A lot of scientific software, codes or libraries can be parallelized via MPI or OpenMP/Multiprocessing.

Avoid submitting inefficient Jobs!

If your code can be parallelized only paritially (serial parts remaining), familiarize with Amdahl's law and make sure your Job efficiency is still well above 50%.

Default Values

Slurm parameters like --ntasks and --cpus-per-task default to 1 if omitted.

Hybrid MPI+OpenMP Jobs (n×m×p CPUs over n×m Tasks on p Nodes)
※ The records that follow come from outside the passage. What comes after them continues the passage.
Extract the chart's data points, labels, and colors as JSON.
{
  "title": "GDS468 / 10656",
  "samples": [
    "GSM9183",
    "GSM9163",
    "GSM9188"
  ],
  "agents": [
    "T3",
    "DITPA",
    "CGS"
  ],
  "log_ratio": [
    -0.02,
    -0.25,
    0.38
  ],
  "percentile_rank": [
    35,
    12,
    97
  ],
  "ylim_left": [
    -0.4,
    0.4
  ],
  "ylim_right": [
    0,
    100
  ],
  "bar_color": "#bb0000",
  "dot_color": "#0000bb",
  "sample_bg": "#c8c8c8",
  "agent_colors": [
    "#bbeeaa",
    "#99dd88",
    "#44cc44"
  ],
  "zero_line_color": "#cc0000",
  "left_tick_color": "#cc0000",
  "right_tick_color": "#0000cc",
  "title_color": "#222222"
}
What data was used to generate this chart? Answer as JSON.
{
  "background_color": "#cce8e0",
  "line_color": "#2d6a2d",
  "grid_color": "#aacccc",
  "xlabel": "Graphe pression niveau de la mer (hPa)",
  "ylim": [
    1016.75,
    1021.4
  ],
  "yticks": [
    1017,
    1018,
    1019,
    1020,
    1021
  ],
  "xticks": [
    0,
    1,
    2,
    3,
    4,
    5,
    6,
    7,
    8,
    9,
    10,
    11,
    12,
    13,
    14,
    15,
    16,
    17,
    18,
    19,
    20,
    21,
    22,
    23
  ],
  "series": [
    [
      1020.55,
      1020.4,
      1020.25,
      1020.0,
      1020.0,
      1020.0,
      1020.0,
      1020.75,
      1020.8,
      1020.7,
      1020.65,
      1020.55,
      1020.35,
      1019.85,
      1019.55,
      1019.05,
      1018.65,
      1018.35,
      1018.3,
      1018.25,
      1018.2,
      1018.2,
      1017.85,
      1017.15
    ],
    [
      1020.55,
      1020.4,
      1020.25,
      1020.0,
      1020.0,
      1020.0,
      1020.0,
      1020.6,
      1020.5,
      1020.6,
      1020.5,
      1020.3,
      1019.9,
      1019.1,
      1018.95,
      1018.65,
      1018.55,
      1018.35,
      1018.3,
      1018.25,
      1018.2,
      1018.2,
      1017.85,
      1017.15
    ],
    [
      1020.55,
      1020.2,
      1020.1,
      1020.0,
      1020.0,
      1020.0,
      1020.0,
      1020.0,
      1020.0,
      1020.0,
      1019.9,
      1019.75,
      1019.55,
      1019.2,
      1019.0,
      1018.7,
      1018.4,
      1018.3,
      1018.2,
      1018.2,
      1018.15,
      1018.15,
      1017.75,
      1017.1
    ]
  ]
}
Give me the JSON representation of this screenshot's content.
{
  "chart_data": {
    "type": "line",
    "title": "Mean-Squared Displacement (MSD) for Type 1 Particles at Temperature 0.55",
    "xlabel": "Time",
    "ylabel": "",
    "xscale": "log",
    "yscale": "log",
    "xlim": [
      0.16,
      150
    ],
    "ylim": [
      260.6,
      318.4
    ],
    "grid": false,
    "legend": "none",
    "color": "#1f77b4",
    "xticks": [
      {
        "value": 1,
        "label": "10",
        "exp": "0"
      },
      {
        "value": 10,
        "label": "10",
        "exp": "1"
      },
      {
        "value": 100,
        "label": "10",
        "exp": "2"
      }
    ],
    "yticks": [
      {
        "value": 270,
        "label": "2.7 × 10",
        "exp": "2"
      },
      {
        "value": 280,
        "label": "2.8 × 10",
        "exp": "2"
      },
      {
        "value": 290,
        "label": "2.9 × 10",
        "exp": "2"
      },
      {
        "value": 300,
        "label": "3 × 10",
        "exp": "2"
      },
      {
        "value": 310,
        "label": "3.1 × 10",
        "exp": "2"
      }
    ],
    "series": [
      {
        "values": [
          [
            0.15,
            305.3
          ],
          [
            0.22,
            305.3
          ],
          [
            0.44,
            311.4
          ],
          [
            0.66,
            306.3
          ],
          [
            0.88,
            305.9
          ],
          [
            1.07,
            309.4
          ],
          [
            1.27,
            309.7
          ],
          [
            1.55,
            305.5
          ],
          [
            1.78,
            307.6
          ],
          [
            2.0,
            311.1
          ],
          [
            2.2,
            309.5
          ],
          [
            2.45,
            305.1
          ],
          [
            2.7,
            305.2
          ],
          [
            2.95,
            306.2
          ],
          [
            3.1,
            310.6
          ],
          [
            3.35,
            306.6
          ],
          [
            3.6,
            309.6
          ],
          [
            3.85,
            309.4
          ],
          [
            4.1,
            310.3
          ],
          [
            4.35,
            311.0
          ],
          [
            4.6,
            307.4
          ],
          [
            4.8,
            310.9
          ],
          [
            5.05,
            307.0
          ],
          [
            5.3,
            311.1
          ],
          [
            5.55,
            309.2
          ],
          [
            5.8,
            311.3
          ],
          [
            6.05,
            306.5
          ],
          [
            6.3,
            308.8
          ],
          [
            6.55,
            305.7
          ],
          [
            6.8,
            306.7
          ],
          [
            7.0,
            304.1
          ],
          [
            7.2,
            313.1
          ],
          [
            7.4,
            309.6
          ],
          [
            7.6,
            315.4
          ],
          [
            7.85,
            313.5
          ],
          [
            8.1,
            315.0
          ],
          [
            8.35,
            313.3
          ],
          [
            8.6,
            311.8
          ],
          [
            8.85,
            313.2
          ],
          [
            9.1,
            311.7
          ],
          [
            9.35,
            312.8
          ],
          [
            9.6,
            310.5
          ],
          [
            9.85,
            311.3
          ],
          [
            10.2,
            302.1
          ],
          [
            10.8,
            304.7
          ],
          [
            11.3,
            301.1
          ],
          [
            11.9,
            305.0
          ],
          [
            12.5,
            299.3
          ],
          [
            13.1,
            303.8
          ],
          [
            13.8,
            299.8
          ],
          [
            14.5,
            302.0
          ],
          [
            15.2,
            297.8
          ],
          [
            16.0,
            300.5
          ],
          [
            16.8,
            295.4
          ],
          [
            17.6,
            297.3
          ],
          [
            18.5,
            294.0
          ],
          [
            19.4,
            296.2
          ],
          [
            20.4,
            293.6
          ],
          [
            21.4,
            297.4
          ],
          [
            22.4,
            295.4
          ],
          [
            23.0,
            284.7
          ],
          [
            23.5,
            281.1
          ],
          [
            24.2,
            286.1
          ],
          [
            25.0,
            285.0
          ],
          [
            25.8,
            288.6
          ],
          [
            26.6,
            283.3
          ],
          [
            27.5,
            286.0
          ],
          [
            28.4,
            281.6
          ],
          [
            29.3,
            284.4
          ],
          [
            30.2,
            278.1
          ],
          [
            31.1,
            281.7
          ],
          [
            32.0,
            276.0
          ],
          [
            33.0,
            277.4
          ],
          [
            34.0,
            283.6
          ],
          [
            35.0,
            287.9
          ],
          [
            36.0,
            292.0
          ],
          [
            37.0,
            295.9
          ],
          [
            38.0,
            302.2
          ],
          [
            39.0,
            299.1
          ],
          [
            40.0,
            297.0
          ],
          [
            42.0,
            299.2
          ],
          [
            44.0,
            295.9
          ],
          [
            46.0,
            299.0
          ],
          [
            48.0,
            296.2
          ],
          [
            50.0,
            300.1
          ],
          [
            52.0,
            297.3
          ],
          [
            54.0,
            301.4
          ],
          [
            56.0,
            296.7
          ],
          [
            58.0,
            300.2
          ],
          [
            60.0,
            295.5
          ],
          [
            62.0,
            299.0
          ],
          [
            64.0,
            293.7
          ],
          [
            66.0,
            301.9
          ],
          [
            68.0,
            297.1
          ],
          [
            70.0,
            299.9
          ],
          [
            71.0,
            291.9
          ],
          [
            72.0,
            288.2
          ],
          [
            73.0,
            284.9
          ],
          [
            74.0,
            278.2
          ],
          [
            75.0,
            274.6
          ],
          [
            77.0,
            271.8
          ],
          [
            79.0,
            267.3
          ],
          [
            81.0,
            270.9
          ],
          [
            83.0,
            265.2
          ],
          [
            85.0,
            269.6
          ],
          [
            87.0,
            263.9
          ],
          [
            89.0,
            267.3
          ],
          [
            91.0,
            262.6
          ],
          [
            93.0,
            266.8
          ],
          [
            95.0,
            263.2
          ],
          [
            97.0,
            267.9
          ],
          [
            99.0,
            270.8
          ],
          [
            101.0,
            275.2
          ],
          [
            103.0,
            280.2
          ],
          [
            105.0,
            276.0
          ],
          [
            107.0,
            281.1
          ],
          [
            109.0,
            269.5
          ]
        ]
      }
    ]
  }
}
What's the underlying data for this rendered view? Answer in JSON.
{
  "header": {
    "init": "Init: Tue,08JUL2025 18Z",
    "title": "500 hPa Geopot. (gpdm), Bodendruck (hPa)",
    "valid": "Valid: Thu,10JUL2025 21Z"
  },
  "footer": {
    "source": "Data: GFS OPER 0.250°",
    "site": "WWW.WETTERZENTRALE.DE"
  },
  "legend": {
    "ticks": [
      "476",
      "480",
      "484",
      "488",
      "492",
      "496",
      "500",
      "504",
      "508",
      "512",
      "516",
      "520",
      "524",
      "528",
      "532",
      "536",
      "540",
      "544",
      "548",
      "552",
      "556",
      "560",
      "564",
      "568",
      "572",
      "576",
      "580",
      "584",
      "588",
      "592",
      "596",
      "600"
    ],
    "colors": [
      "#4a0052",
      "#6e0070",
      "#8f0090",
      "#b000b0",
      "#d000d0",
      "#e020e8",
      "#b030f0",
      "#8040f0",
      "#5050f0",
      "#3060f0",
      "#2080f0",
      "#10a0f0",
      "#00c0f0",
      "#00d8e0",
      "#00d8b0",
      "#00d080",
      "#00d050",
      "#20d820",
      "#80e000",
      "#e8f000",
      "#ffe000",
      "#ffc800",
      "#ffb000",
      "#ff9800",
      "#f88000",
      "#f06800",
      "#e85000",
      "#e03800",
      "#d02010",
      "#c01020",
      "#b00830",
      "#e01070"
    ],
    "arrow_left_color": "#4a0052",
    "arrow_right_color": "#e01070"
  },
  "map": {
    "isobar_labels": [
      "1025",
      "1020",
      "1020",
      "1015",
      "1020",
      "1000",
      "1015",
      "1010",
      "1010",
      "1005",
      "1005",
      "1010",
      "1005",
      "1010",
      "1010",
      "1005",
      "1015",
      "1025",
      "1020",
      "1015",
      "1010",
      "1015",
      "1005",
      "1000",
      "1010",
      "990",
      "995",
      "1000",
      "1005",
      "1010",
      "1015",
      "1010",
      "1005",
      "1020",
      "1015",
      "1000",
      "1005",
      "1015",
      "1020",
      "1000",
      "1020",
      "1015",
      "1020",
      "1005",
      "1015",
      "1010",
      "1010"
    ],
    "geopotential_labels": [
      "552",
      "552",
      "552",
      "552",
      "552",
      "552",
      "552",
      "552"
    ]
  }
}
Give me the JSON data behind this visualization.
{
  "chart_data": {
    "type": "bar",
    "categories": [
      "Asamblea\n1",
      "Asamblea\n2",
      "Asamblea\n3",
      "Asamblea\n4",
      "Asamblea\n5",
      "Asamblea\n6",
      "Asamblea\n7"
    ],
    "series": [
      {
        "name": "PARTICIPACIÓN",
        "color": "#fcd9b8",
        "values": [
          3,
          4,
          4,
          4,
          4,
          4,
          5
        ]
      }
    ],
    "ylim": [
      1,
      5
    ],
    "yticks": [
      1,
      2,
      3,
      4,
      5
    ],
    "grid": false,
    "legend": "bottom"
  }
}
Many codes combine multithreading with multinode parallelism using a hybrid OpenMP/MPI approach. Below is a Slurm script appropriate for such a code:

#!/usr/bin/env bash

#SBATCH --job-name=test
#SBATCH --partition=epyc
#SBATCH --mail-type=END,INVALID_DEPEND
#SBATCH --mail-user=noreply@uni-a.de
#SBATCH --time=1-0

# Request memory per CPU
#SBATCH --mem-per-cpu=1G
# Request n CPUs for your task.
#SBATCH --cpus-per-task=n
# Request n tasks per node
#SBATCH --ntasks-per-node=m
# Run on m nodes
#SBATCH --nodes=p

# Load application module here if necessary

# set number of OpenMP threads
export OMP_NUM_THREADS=$SLURM_CPUS_PER_TASK

# No need to pass number of tasks to srun
srun my_program

Make sure your code actually supportes this mode of operation of combined MPI + OpenMP parallelism..

discouraged use of mpirun

The use of mpirun is heavily discouraged when queuing your Job via Slurm.